Für den Verjährungsbeginn ist der Rückerhalt der Mietsache auch dann maßgeblich, wenn der Mietvertrag noch nicht beendet ist mit der Folge, dass ein Anspruch im Sinne des § 548 Absatz 1 S. 1 BGB bereits vor Beendigung des Mietverhältnisses verjähren kann.

Für den Rückerhalt, so der BGH, ist es erforderlich, dass der Mieter den Besitz vollständig und unzweideutig aufgibt. Dagegen reicht es nicht aus, dass der Vermieter (vorübergehend) die Möglichkeit erhält, während des (auch nur mittelbaren) Besitzes des Mieters die Mieträume besichtigen zu lassen.

Nicht höchstrichterlich entschieden sind die Fragen:

Unter welchen Voraussetzungen beginnt der Lauf der Verjährungsfrist, wenn der Mieter dem Vermieter anbietet, die Mietsache zurückzuerhalten, der Vermieter diese jedoch nicht zurücknimmt.

Gleiches gilt für die Frage, ob der Mieter vor Beendigung des Mietverhältnisses zur Rückgabe der Mietsache berechtigt bzw. der Vermieter zur Rücknahme verpflichtet ist.

Jedoch stellt der BGH auch fest, dass der Vermieter nicht verpflichtet ist, die Mietsache jederzeit - sozusagen auf „Zuruf“ - zurückzunehmen, etwa wenn der Mieter kurzfristig auszieht, ihm den Schlüssel sofort aushändigen will und diesen nach gescheiterten Übergabe in den Briefkasten des Mietobjekts einwirft.

Praxistipp:

Im Hinblick auf die mieterfreundliche Entscheidung ist es bei vorzeitigem Auszug eine Option, den Schlüssel in den Briefkasten zu werfen und den Vermieter darüber zu informieren.
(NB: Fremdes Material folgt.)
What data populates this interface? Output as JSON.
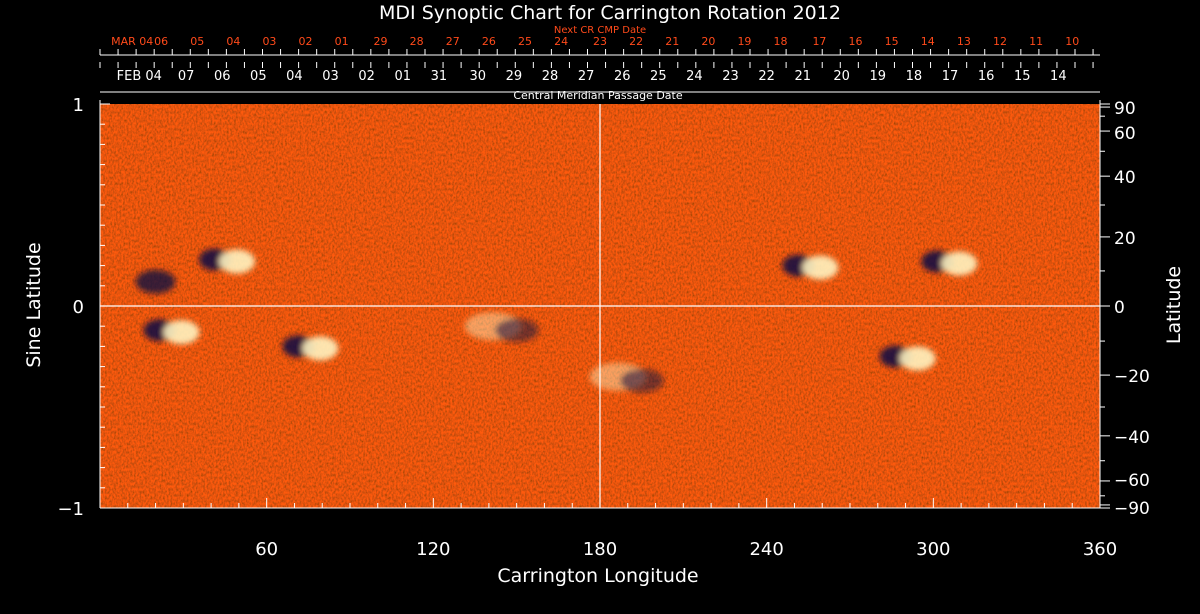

Der Vermieter seinerseits sollte sofort reagieren und nicht darauf vertrauen, dass ein möglicher Anspruch im Sinne des § 548 Absatz 1 S. 2 BGB erst ab Beendigung des Mietverhältnisses zu verjähren beginnt.

Maßgebend ist, so der BGH, jeweils im Einzelfall, dass der Vermieter die Mietsache tatsächlich zurückerhält.